Transcranial Magnetic Stimulation Effects on Cognitive Control of Emotion: A Gradual and Subtle Paradigm Shift
In this issue of JECT, Lantrip et al1 discuss the hypothesis that transcranial magnetic stimulation (TMS) derives its antidepressant actions via a fundamental enhancement of the cognitive control network (CCN). This view draws on 2 theoretical constructs and their associated lines of evidence. First, that depression is fundamentally a disorder of cognition. Though not new, this perspective has emerged as a significant refinement of the classical view of the tripartite mind (thinking/emotion/will). This model asserts that the cognitive deficits associated with depression represent more than mere epiphenomena. Rather, they are central to understanding the interplay between dysfunctional brain regions subserving emotional processing. The second line of evidence pertains to the putative effects of TMS on neural and, by degrees, cognitive function locally in the cortical region being stimulated and in a distributed way as pathways of structural and functional connectivity dictate. The nature of this neuromodulation, as well as its variability and durability across patient populations and with different stimulus characteristics, is a subject of intense study.
Although there is clear evidence for antidepressant effects of TMS, response and remission rates are modest and diminish significantly with advancing degrees of medication treatment resistance. From this perspective, TMS still has much to prove to the JECT readers who have collectively borne witness to the rapid and robust effects of ECT. However, those of us who perform both procedures have begun to see that there may be a unique potential for TMS despite the apparently gradual and subtle manner in which it manifests clinical improvement. In a recent case series, we demonstrated similar response and remission rates between patients receiving ECT versus those treated with TMS, although the latter group required 2 to 3 times as many treatments and a correspondingly longer course of treatment.2
There are a number of implications emerging from this expectation, not the least of which is that the cognitive mechanisms of our treatments matter greatly and, as a corollary, we need to develop biomarkers or at least more precise methods to monitor changing patterns of cognition with treatment to ensure that the gradual and subtle changes are proceeding in the expected direction. For instance, Beynel at al3 have demonstrated enhanced performance in the antisaccade inhibition task in depressed patients treated with a course of intermittent thetaburst (excitatory) stimulation of the dorsolateral prefrontal cortex (DLPFC) in depressed patients with bipolar disorder, correlating with improvement in mood symptoms.

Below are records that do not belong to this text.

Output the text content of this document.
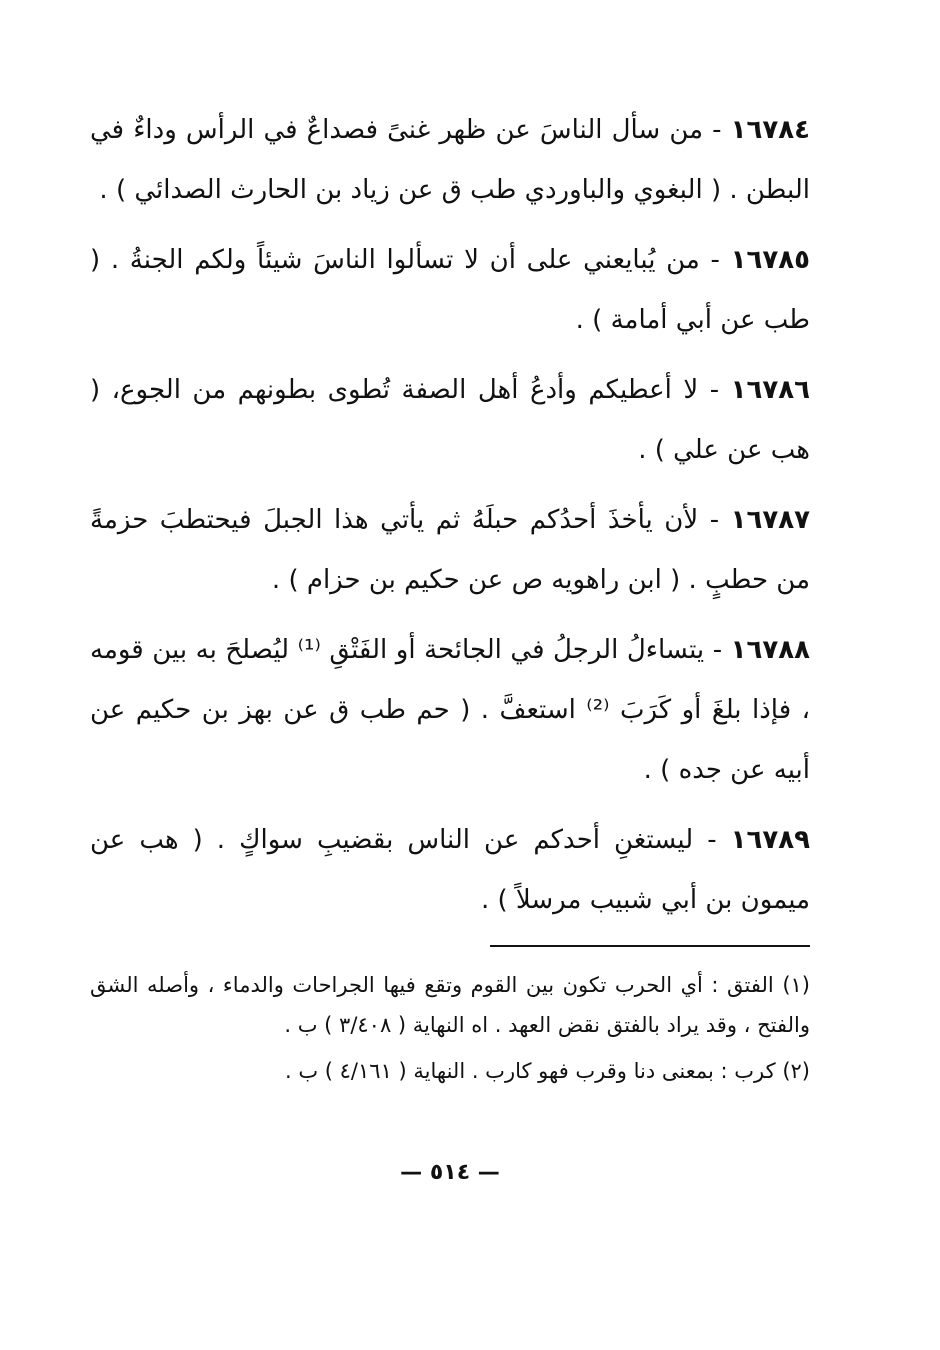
١٦٧٨٤ - من سأل الناسَ عن ظهر غنىً فصداعٌ في الرأس وداءٌ في البطن . ( البغوي والباوردي طب ق عن زياد بن الحارث الصدائي ) .

١٦٧٨٥ - من يُبايعني على أن لا تسألوا الناسَ شيئاً ولكم الجنةُ . ( طب عن أبي أمامة ) .

١٦٧٨٦ - لا أعطيكم وأدعُ أهل الصفة تُطوى بطونهم من الجوع، ( هب عن علي ) .

١٦٧٨٧ - لأن يأخذَ أحدُكم حبلَهُ ثم يأتي هذا الجبلَ فيحتطبَ حزمةً من حطبٍ . ( ابن راهويه ص عن حكيم بن حزام ) .

١٦٧٨٨ - يتساءلُ الرجلُ في الجائحة أو الفَتْقِ ⁽¹⁾ ليُصلحَ به بين قومه ، فإذا بلغَ أو كَرَبَ ⁽²⁾ استعفَّ . ( حم طب ق عن بهز بن حكيم عن أبيه عن جده ) .

١٦٧٨٩ - ليستغنِ أحدكم عن الناس بقضيبِ سواكٍ . ( هب عن ميمون بن أبي شبيب مرسلاً ) .

(١) الفتق : أي الحرب تكون بين القوم وتقع فيها الجراحات والدماء ، وأصله الشق والفتح ، وقد يراد بالفتق نقض العهد . اه النهاية ( ٣/٤٠٨ ) ب .

(٢) كرب : بمعنى دنا وقرب فهو كارب . النهاية ( ٤/١٦١ ) ب .

— ٥١٤ —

The central postulate that TMS effects on depression are mediated by changes in the CCN has implications for other psychiatric illnesses similarly characterized by cognitive impairments and emotion abnormalities. Of interest, schizophrenia spectrum disorders are marked by cognitive impairments (their performance is often 1.5 to 2 SDs lower than control samples) at all illness stages contributing to poor psychosocial functioning.4 Much like major depressive disorder (MDD), patients with schizophrenia demonstrate reduced working memory, cognitive inhibition, flexibility, and error monitoring—all indicative of impaired cognitive control. Moreover, the characteristic uses of suppression as an emotion regulation strategy and inability to use reappraisal to regulate negative emotion states are prevalent in schizophrenia.5 A few studies have now examined the benefits of TMS on cognition in schizophrenia. Some suggest that high-frequency (at least 10 Hz) TMS targeted bilaterally to the DLPFC may improve activity in the DLPFC, working memory, verbal memory, and facial emotion perception.6 Dosing in patients with schizophrenia exceed those seen in studies of MDD, with stimulation provided once or twice daily for as many as 30 sessions.